How so? If it reads like that there is a communication issue, because nothing could be farther from the truth regarding the thought process I attempted to describe.
Not sure why there is a strawman introduced here, but lets ignore for now…
I’m not sure what you mean. Perhaps by “errors” you mean false positive/negative? In that case, they are totally irrelevant to the reason I would want more data. If the ONLS score means anything, I assume there is a non-zero effect of taking this pill.
Thanks, so something like:
p1) there is a small increase with dose, but the CIs are too large to tell for sure
p2) the difference between high dose and no dose…would not have a significant p-value
p3) the mean could indicate something even if it’s not “statistically significant”
p4) upping the dosage may increase the change in ONLS score
p5) it would be useful to know whether this treatment has any effect at all on ONLS score
Conclusion:
C) these results call out for another test at an even higher dose
Does that fit? I could follow this line of reasoning, but it was non-obvious to me (no sarcasm). Of course, I reject “premise 5”, since I would assume some non-zero effect exists by default.
For those experiencing deja vu: this was posted already (with different comments from Andrew, and without mentioning the original poster) on October 16.
Carlos:
That’s funny. So many posts, it’s hard for me to keep track!
I have deja vu events that are pre-migraine. I read this post and my immediate thought was, oh crap – I’m going to getting a migraine. But this time the deja vu is real. So maybe no migraine.
33 comparisons! I think the significance level should be adjusted, simply said, it should be decreased from 0.05 to 0.05/33 to avoid the p-hacking issue
Are these 3 studies with a treatment/placebo arm or 1 study with 3 treatment levels and placebo? Typically Dunnett’s intervals and tests are used for multiple comparisons to one control group. It would be wrong to reset alpha to .05/33 (too conservative) but there are various ranking procedures used in pharma statistics to adjust p-values from multiple endpoints. Another approach is p-value combinations that obtain an overall test statistic. These methods are used in the genomics world and I find are useful when clinicians are obsessed with significance for a handful of tests.
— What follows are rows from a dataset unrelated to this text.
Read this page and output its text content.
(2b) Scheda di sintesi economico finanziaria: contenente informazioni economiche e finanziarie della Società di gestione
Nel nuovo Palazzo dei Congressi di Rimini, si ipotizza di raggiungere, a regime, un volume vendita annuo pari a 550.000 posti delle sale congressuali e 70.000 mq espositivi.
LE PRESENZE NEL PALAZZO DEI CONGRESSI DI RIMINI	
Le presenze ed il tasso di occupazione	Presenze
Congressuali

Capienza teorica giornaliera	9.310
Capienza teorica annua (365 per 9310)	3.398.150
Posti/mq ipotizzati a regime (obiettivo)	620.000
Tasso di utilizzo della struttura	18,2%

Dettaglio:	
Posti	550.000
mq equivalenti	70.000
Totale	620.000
If there are 3 separate studies with different control populations the variability of the endpoints can be assessed and brought into the comparison. As far a multi-level modeling, this is all at one level of grouping and I am not sure how much low information priors could contribute. But a phase 2 study with more dosing levels can definitely use this data for setting some type of prior assumptions.
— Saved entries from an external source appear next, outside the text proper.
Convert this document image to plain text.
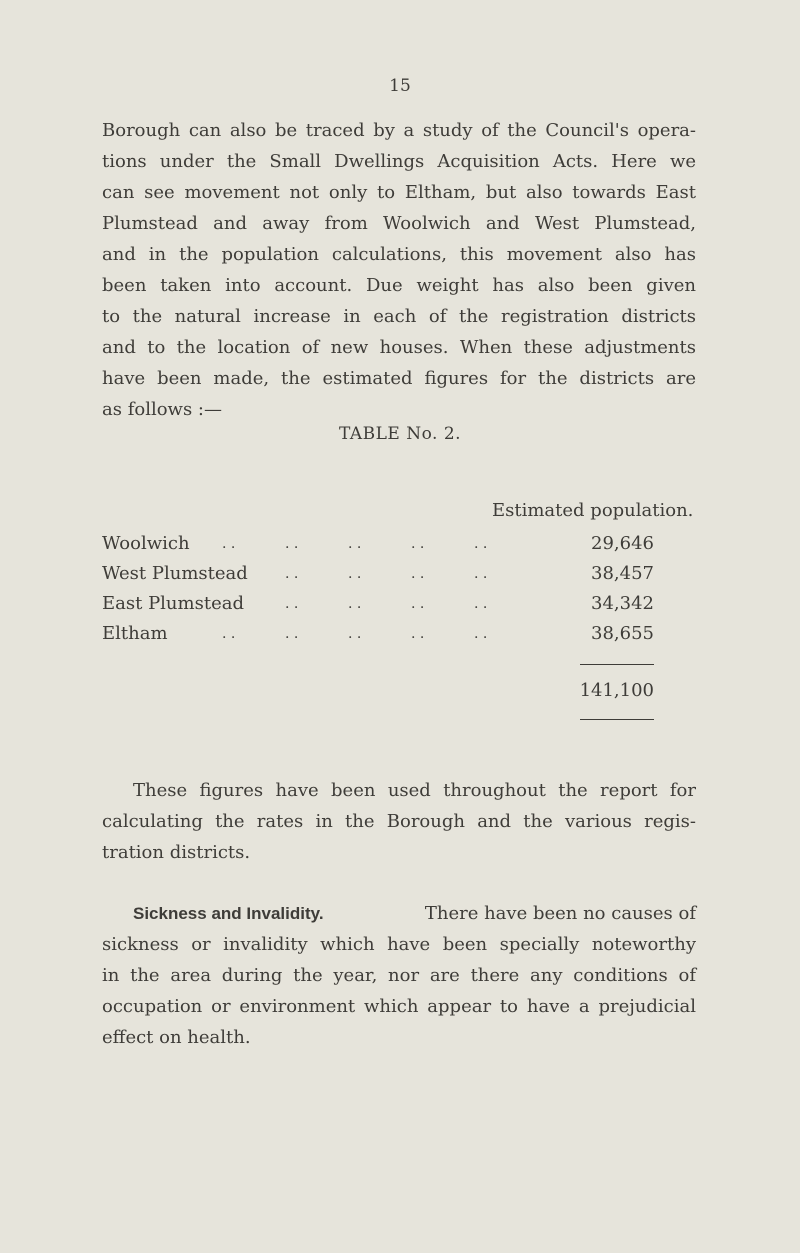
15
Borough can also be traced by a study of the Council's opera-
tions under the Small Dwellings Acquisition Acts. Here we
can see movement not only to Eltham, but also towards East
Plumstead and away from Woolwich and West Plumstead,
and in the population calculations, this movement also has
been taken into account. Due weight has also been given
to the natural increase in each of the registration districts
and to the location of new houses. When these adjustments
have been made, the estimated figures for the districts are
as follows :—
TABLE No. 2.
Estimated population.
Woolwich . .	. .	. .	. .	. .	29,646
West Plumstead	. .	. .	. .	. .	38,457
East Plumstead	. .	. .	. .	. .	34,342
Eltham	. .	. .	. .	. .	. .	38,655
141,100
These figures have been used throughout the report for
calculating the rates in the Borough and the various regis-
tration districts.
Sickness and Invalidity.	There have been no causes of
sickness or invalidity which have been specially noteworthy
in the area during the year, nor are there any conditions of
occupation or environment which appear to have a prejudicial
effect on health.
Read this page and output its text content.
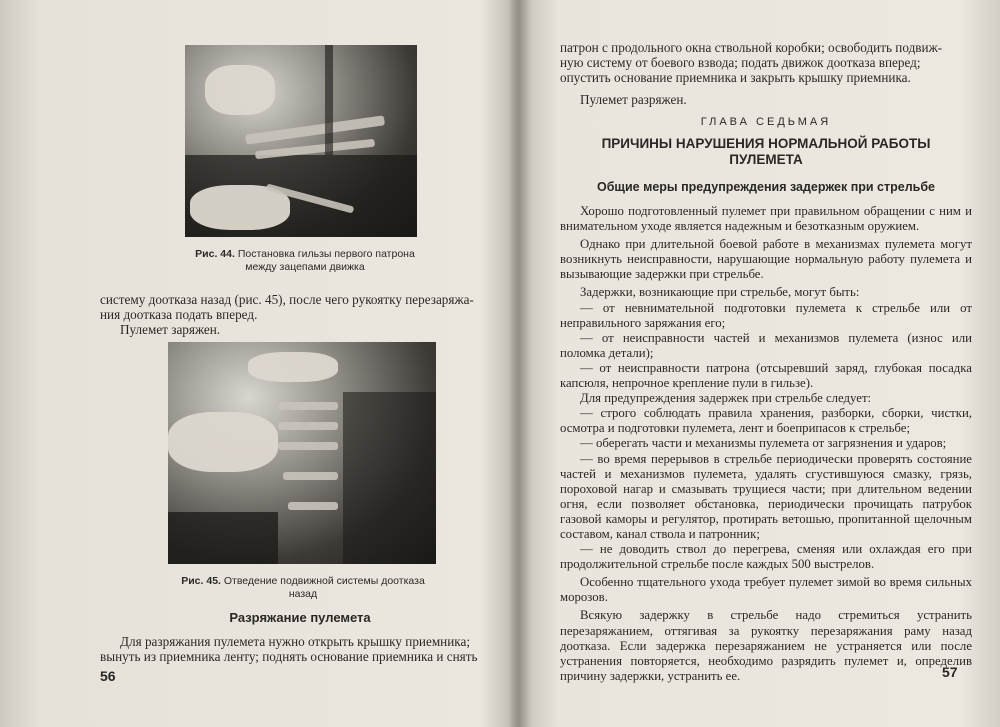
Рис. 44. Постановка гильзы первого патрона
между зацепами движка

систему доотказа назад (рис. 45), после чего рукоятку перезаряжа-

ния доотказа подать вперед.

Пулемет заряжен.

Рис. 45. Отведение подвижной системы доотказа
назад
Разряжание пулемета

Для разряжания пулемета нужно открыть крышку приемника;

вынуть из приемника ленту; поднять основание приемника и снять

56

патрон с продольного окна ствольной коробки; освободить подвиж-

ную систему от боевого взвода; подать движок доотказа вперед;

опустить основание приемника и закрыть крышку приемника.

Пулемет разряжен.

ГЛАВА СЕДЬМАЯ
ПРИЧИНЫ НАРУШЕНИЯ НОРМАЛЬНОЙ РАБОТЫ
ПУЛЕМЕТА
Общие меры предупреждения задержек при стрельбе

Хорошо подготовленный пулемет при правильном обращении с ним и внимательном уходе является надежным и безотказным оружием.

Однако при длительной боевой работе в механизмах пулемета могут возникнуть неисправности, нарушающие нормальную работу пулемета и вызывающие задержки при стрельбе.

Задержки, возникающие при стрельбе, могут быть:

— от невнимательной подготовки пулемета к стрельбе или от неправильного заряжания его;

— от неисправности частей и механизмов пулемета (износ или поломка детали);

— от неисправности патрона (отсыревший заряд, глубокая посадка капсюля, непрочное крепление пули в гильзе).

Для предупреждения задержек при стрельбе следует:

— строго соблюдать правила хранения, разборки, сборки, чистки, осмотра и подготовки пулемета, лент и боеприпасов к стрельбе;

— оберегать части и механизмы пулемета от загрязнения и ударов;

— во время перерывов в стрельбе периодически проверять состояние частей и механизмов пулемета, удалять сгустившуюся смазку, грязь, пороховой нагар и смазывать трущиеся части; при длительном ведении огня, если позволяет обстановка, периодически прочищать патрубок газовой каморы и регулятор, протирать ветошью, пропитанной щелочным составом, канал ствола и патронник;

— не доводить ствол до перегрева, сменяя или охлаждая его при продолжительной стрельбе после каждых 500 выстрелов.

Особенно тщательного ухода требует пулемет зимой во время сильных морозов.

Всякую задержку в стрельбе надо стремиться устранить перезаряжанием, оттягивая за рукоятку перезаряжания раму назад доотказа. Если задержка перезаряжанием не устраняется или после устранения повторяется, необходимо разрядить пулемет и, определив причину задержки, устранить ее.	57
Agree – this seems like a standard multiple endpoint problem and 0.05/33 is too conservative. If one wants classical hypothesis testing, I think the place to start is
https://scholar.google.com/scholar?hl=en&as_sdt=0%2C5&q=Procedures+for+comparing+samples+with+multiple+endpoints&btnG=
And this is a more modern treatment, developed for genomic data with many thousands of endpoints but equally useful for only a few.
https://scholar.google.com/scholar?hl=en&as_sdt=0%2C5&q=ROAST%3A+rotation+gene+set+tests+for+complex+microarray+experiments+&btnG=
Thanks for correcting what I misunderstood. Absolutely agree with what you mentioned about the “multiple endpoint” issue in this topic.